O metal sempre andou junto com elementos musicais nativos de seus países de origem. Um dos vários exemplos que podemos citar é o Krisiun.

Parece ser inimaginável, pelo seu som potente e agressivo. Mas os seus três integrantes, os irmãos Max Koslene (bateria), Moyses Koslene (guitarra) e Abel Camargo (voz/baixo) quebram esse paradigma.

São grandes apreciadores da música nativa do Rio Grande do Sul. Fãs de duplas como César Oliveira e Rogério Melo. Volta e meia a banda sempre cita o carinho pelo trabalho deles. Além da dupla, são entusiastas do trabalho do instrumentista Marcello Caminha.
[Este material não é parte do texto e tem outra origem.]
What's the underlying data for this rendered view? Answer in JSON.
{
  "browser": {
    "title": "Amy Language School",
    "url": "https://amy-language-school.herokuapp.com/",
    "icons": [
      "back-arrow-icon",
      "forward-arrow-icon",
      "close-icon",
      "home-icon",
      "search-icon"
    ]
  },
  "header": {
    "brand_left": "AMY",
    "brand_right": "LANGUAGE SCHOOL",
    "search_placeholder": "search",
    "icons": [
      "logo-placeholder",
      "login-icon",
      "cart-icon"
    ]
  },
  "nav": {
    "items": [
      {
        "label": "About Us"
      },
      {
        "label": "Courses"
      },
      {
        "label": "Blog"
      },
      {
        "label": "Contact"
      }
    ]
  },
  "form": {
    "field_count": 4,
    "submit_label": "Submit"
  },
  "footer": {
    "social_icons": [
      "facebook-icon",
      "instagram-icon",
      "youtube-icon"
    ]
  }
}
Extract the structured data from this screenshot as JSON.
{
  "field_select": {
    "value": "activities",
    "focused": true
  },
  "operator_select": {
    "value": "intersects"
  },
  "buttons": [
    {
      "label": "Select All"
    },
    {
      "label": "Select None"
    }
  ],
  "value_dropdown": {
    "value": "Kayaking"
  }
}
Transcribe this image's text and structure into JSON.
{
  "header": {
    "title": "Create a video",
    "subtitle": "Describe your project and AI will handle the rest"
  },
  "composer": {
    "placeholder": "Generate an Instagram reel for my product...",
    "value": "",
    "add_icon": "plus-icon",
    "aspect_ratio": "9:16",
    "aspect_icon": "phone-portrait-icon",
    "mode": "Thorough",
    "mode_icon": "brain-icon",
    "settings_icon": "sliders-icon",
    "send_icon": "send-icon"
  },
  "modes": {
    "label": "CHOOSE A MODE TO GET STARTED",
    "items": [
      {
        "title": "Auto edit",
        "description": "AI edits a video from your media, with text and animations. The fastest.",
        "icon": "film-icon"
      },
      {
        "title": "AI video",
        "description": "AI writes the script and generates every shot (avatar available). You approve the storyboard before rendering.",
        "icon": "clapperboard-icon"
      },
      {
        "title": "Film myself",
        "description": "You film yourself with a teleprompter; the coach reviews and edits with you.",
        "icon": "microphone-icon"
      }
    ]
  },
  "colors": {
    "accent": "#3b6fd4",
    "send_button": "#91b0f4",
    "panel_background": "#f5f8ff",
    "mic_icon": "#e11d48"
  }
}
Marcelo de Macedo Caminhão, nascido na cidade de Bagé-RS, é um violonista, cantor e compositor. Respeitado no Rio Grande Do Sul e pelo Brasil como um dos grandes instrumentistas, pela sua versatilidade em unir o nativismo gaúcho com a música latina como Milonga, Chamamé e chacarera. São mais de 10 discos instrumentais lançados. Entre diversos artistas, foi músico da dupla César Oliveira e Rogério Melo e do cantor Luiz Marenco, grandes referências na música nativa do estado.

Uns anos atrás, surgiu o grande e inesperado encontro. Krisiun e Marcelo Caminha juntos no palco, no histórico Bar Opinião. Foi ovacionado pelo público, pela sinergia da banda com músico e pela conexão sensorial dos dois ritmos.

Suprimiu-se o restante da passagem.